374 stars 65 forks source link

[Tools] Add convert tool for Llama models quantized by AutoGPTQ #276

Closed xiangzez closed 7 months ago

Duyi-Wang commented 7 months ago

It's preferable to an additional param for quantification rather than creating a new converter, as this approach allows us to integrate new quantification methods in the future, like AWQ

Duyi-Wang commented 7 months ago

And update the description of Converter in README.

Duyi-Wang commented 7 months ago

How about quantization:Optional[str]= "gpqt"? use_gptq is inconvenient to add new types in future

xiangzez commented 7 months ago

For documentation, I think we need a separate tutorial page for quantization. @miaojinc already wrote a doc and we should update this doc and put it in main branch.

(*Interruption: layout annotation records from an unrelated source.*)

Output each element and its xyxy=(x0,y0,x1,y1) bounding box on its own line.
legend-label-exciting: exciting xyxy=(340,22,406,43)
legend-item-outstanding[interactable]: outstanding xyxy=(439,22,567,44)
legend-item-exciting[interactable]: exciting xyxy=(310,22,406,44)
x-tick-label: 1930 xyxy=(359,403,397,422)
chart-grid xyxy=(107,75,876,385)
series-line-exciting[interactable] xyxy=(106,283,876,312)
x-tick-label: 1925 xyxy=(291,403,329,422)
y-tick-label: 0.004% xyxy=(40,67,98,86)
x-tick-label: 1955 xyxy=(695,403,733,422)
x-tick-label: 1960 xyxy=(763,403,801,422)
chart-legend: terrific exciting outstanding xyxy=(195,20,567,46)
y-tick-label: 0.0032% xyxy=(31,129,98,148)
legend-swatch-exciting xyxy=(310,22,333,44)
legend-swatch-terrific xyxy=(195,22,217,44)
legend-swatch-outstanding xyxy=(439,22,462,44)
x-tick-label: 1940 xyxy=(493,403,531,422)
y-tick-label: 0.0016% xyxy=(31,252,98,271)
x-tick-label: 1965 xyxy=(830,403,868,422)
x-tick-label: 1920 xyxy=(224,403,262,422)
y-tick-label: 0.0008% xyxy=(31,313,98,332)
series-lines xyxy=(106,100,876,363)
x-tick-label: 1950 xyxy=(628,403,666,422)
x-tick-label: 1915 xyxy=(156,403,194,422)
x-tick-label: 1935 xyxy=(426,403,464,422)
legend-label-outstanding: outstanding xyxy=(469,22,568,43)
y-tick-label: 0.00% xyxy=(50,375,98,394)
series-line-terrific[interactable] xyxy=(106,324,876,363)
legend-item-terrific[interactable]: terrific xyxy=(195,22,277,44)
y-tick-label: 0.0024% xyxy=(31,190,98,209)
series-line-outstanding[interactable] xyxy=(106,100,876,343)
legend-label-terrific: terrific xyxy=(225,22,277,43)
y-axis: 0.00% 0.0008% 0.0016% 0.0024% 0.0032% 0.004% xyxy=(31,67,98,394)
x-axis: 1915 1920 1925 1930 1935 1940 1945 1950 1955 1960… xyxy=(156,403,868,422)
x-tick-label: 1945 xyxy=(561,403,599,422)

miaojinc commented 7 months ago

For documentation, I think we need a separate tutorial page for quantization. @miaojinc already wrote a doc and we should update this doc and put it in main branch.

Sure, I will update the doc after this PR merged.

Duyi-Wang commented 7 months ago

For documentation, I think we need a separate tutorial page for quantization. @miaojinc already wrote a doc and we should update this doc and put it in main branch.

Sure, I will update the doc after this PR merged.

@miaojinc Could you add it to our docs, source code is under docs branch.

miaojinc commented 7 months ago

For documentation, I think we need a separate tutorial page for quantization. @miaojinc already wrote a doc and we should update this doc and put it in main branch.

Sure, I will update the doc after this PR merged.

@miaojinc Could you add it to our docs, source code is under docs branch.

Yes, sure. I will do that in a new pull request for quantization document.

changqi1 commented 7 months ago

@xiangzez CI failed on baichuan model?

xiangzez commented 7 months ago

@changqi1 CI issue should be fixed in #287

Duyi-Wang commented 7 months ago

@changqi1 CI issue should be fixed in #287

rebase or merge main branch？

changqi1 commented 7 months ago

We could rebase to check this PR's status.